Virus Makes Media More Vulnerable To Phishing

Phishing campaigns are increasingly targeting users’ fear and uncertainty over the coronavirus with media brands particularly vulnerable. Employing some basic strategies now can help reduce exposure.

Phishing attacks increase when we are most vulnerable. Not surprisingly, in recent weeks, the COVID-19 outbreak has affected many people around the world. Data has indicated that more and more phishing attack campaigns have targeted or leveraged users’ fear and feeling of uncertainty to engage them in phishing scams.

According to Akamai’s research, some of these phishing campaigns are seizing the moment and are recycling phishing toolkits to make the effort of deploying and launching those campaigns even easier and faster.

Another effect of COVID-19 is the increase of working from home, which leads to the blend of work and personal related use of the same device for employees. As more of these use cases exist, it might lead to a situation where users and organizations are more likely to be exposed to a higher level of risk as the segregation between customer attacks and enterprise attacks fades away.

When it comes to phishing, the most common attack objectives are to lead victims into installing malicious software or stealing victims’ credentials. Both will give threat actors the ability to monetize the scam into selling victims’ valuable information to the highest bidder, which is later abused by other cybercriminals.

Media Brand Abuse

Media brands are known to be abused mainly due to the fact that their customers’ credentials are valuable to merchants on cybercriminals’ marketplaces and can be used to illegally access the stolen accounts.


Another use case for such stolen credentials can be found in credential stuffing attacks where attackers are counting on the fact that individuals are re-using the same credentials over different services. For example, if a given user’s media-service provider credentials are also being used by that user on other web services, once those credentials are stolen, attackers will try to force themselves into as many web services as possible and to try to get access to as many accounts as they can.

Much like other merchants that have different levels of demand over different periods of the year, stolen media-services credentials also have high demand in different shopping seasons. According to research done by Akamai, during the holiday season of 2019, phishing attack victims were on the rise with both ecommerce and media as targeted industries.

The fact that both of those targeted industries were leading the growing momentum didn’t come as a surprise. Over that time of the year, consumers generally lower their defenses when looking for bargains, and stolen credentials for ecommerce and media sites become more valuable with increased demand.

Reducing Exposure    

As more and more people are staying at home in the past few weeks, we predict there will be an increase in the demand for stolen media-services accounts. As a result, we will see an increase in phishing attacks that are targeting media-service customers.

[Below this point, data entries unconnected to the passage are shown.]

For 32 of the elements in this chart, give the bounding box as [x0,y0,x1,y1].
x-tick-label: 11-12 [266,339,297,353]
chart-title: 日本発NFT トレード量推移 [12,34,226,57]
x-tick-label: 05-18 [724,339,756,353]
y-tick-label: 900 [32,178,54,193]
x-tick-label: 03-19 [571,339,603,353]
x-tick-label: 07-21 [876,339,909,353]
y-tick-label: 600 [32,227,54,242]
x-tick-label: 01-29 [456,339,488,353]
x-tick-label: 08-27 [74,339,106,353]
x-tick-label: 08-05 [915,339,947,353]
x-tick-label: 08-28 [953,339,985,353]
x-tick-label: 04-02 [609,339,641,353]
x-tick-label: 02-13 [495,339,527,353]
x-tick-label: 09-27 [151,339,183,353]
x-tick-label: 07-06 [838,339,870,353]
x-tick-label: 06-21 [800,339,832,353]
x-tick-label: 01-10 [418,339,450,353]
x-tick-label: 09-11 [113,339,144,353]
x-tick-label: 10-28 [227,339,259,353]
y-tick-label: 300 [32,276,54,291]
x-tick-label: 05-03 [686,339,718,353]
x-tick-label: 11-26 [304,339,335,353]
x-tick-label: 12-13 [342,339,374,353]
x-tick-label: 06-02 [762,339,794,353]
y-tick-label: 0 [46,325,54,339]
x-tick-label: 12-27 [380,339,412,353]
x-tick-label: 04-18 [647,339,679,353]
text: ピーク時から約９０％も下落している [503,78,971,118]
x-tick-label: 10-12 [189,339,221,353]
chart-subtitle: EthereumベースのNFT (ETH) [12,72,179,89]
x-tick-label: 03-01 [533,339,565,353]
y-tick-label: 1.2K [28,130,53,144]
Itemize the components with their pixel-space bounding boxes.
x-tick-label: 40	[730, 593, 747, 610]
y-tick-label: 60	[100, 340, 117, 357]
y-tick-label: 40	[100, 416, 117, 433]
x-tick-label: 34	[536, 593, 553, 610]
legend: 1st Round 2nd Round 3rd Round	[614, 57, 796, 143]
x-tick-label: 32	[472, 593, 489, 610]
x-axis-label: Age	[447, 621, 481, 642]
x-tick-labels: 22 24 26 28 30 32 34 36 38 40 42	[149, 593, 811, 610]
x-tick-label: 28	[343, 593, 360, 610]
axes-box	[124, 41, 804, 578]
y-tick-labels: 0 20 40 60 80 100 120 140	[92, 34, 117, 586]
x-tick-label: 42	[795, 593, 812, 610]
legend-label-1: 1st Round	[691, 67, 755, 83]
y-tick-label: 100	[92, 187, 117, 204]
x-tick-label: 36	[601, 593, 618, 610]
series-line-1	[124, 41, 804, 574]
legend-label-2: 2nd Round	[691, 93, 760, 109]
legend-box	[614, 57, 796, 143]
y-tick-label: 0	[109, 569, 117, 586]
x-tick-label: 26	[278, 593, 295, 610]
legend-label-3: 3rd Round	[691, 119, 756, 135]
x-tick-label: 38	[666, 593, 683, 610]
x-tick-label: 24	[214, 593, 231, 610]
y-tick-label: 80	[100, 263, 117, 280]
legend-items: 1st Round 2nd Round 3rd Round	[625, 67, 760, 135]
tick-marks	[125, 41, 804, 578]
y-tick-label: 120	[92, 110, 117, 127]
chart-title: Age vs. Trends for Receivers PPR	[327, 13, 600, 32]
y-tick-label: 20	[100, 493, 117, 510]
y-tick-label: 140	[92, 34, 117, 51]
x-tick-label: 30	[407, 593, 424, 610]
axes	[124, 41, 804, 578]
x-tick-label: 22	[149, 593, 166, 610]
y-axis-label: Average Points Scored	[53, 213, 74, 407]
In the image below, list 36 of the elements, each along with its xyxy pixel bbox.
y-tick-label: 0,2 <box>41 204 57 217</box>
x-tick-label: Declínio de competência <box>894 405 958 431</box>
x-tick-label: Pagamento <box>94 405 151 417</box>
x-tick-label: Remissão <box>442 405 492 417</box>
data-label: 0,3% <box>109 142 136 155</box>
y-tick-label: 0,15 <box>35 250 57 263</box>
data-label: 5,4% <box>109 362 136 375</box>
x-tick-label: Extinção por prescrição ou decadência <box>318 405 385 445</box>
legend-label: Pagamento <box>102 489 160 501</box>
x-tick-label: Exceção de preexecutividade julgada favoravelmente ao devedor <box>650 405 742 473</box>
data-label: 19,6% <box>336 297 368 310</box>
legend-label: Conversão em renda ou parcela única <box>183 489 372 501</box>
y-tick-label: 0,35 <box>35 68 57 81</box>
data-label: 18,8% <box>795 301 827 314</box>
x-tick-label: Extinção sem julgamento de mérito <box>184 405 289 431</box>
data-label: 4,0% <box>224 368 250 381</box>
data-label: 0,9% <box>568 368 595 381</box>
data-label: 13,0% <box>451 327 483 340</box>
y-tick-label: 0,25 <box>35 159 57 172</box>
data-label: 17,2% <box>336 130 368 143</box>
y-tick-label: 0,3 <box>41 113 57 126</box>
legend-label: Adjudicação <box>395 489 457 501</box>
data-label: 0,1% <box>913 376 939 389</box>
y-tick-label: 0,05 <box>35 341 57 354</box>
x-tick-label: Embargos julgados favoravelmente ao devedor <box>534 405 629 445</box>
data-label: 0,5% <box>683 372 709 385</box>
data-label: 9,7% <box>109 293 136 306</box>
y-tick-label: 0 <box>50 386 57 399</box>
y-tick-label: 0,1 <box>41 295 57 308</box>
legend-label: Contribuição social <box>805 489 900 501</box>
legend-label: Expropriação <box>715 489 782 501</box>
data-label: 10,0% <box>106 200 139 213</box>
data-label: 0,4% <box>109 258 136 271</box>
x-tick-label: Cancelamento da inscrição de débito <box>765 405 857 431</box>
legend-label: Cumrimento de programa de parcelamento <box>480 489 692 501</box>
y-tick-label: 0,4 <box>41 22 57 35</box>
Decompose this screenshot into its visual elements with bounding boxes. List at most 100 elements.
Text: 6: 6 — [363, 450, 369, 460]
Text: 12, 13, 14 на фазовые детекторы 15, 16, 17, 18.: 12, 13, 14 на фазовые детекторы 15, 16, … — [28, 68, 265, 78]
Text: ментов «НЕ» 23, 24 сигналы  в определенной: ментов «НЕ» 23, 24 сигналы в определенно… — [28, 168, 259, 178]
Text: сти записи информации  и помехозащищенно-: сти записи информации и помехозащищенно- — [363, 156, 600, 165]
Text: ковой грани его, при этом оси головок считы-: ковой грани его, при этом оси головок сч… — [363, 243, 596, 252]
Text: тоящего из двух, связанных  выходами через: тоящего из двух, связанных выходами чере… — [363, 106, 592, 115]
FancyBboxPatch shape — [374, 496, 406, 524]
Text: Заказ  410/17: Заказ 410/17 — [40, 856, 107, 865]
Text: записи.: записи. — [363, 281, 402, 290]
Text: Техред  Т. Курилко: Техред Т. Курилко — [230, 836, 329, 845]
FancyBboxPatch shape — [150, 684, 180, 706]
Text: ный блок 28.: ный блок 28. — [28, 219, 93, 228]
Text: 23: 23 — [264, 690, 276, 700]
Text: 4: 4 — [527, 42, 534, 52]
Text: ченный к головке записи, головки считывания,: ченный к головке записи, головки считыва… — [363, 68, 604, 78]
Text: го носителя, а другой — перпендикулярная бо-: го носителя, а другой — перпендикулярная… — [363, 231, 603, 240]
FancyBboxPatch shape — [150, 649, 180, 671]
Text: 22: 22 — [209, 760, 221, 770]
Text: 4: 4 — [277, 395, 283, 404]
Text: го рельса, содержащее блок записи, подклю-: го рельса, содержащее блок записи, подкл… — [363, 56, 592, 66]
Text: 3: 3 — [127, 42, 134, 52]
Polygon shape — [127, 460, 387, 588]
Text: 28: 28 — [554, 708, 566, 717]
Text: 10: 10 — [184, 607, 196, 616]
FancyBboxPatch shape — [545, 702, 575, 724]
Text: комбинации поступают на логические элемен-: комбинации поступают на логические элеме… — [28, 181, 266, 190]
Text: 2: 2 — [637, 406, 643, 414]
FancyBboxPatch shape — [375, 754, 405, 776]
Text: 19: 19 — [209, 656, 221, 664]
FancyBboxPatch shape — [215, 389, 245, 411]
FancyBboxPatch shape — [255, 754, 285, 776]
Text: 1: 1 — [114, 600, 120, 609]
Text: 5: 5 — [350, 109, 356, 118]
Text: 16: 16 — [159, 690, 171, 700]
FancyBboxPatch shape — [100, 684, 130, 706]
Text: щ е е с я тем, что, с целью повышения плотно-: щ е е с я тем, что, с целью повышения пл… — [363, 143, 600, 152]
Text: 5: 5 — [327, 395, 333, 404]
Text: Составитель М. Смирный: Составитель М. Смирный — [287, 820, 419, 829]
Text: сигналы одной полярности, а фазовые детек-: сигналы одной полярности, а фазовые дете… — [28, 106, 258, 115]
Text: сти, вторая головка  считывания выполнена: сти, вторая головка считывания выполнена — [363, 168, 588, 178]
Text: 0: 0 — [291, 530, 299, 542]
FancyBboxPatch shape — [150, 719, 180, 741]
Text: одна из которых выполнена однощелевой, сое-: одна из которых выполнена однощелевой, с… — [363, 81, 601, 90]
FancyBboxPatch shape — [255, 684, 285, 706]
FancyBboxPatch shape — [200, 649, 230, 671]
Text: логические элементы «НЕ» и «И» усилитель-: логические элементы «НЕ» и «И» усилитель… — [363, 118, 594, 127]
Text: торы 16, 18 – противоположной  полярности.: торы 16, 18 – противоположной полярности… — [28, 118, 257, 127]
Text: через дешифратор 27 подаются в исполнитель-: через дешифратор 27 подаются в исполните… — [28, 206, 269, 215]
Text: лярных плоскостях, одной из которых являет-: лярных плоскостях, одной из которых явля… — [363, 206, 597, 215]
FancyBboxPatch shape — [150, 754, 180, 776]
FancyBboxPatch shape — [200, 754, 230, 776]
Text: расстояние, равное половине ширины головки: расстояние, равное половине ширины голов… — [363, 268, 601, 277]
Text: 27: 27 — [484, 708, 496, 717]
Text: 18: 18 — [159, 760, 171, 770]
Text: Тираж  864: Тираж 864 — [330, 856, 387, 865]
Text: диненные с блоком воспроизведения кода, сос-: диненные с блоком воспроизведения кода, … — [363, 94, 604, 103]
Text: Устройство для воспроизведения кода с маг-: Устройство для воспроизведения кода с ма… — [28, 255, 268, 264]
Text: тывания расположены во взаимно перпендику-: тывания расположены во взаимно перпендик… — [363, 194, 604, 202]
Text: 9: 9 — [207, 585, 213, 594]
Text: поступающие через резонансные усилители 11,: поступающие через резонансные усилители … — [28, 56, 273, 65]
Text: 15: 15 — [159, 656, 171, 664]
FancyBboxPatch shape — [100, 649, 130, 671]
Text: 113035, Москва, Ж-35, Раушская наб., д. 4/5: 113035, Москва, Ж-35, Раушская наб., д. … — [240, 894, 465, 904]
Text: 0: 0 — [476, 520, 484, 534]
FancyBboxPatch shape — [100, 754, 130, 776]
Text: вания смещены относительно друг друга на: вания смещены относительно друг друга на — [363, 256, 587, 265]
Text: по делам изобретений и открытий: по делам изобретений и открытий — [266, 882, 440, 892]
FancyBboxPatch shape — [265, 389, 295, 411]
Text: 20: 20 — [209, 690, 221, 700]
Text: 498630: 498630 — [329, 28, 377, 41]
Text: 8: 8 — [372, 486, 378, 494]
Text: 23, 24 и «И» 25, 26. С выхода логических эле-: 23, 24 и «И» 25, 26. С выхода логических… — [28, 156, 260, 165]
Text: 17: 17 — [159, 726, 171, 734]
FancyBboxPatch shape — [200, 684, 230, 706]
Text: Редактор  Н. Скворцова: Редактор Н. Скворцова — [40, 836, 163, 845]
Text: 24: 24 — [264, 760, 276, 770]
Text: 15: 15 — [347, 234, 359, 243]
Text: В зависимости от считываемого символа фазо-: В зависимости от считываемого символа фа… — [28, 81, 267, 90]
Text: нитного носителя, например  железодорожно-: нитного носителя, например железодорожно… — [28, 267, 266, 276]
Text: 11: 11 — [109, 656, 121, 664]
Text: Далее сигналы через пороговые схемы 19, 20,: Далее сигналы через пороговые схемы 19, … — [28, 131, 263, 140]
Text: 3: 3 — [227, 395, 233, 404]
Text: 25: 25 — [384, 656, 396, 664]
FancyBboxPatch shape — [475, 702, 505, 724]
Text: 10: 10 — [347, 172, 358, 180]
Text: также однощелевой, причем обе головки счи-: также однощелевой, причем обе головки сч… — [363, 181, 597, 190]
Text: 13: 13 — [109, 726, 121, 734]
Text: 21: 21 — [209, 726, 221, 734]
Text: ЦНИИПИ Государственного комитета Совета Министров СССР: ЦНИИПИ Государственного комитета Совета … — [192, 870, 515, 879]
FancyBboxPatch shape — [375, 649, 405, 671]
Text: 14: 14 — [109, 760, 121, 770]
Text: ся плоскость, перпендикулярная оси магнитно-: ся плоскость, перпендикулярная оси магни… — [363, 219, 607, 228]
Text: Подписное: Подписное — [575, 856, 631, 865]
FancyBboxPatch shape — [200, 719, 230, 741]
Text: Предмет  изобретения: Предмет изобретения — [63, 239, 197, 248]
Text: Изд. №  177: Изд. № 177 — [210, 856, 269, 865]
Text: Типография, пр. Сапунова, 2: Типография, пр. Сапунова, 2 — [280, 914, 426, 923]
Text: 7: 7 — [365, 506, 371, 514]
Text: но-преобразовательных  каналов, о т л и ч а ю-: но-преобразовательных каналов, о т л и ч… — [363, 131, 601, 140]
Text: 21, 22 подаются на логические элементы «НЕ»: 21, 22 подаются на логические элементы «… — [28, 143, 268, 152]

Phishing is not a new attack vector, and unfortunately it is not going to die soon. Phishing attacks abuse users when they are the most vulnerable, whether it is their desire to find outstanding deals and coupons or they are concerned and looking for information about COVID-19 outbreak information. In both cases, their chances of engaging with phishing scams will be high and will lead to a higher scam success rate.

There are a number of strategies media businesses can implement in order to ensure their brands and consumers are secure and their organizations as a whole will be less exposed to phishing security risks. These include the following:

  • Apply multi-factor authentication (two-step verification). For example, when consumers try to sign-in on a site, they are required to use a code that was sent to their phones to verify the login attempt. Turning on multi-factor authentication adds an additional layer of defense if their user credentials were stolen.
  • Make sure the brand’s website can detect and block credential stuffing attacks and verify all users as humans and not bots. By doing so, it will help businesses to detect massive credential stuffing attacks, flag the stolen credentials and enable resetting of passwords for those users if needed.
  • Track if the brand is being abused in the wild, making sure it is not abused by phishing attacks campaigns. For example, businesses can collect and process threat intelligence data resources from a range of sources and shut down the phishing sites that are targeting their customers.

Users need to make sure they think twice before engaging with offers that are too good to be true; they also need to make sure that the website in front of them is trustworthy and legit. Above all, they need to make sure their loved ones, colleagues and friends are safe online, and they should avoid opening files that are delivered from unknown sources.

Or Katz is lead principal security researcher at Akamai Technologies.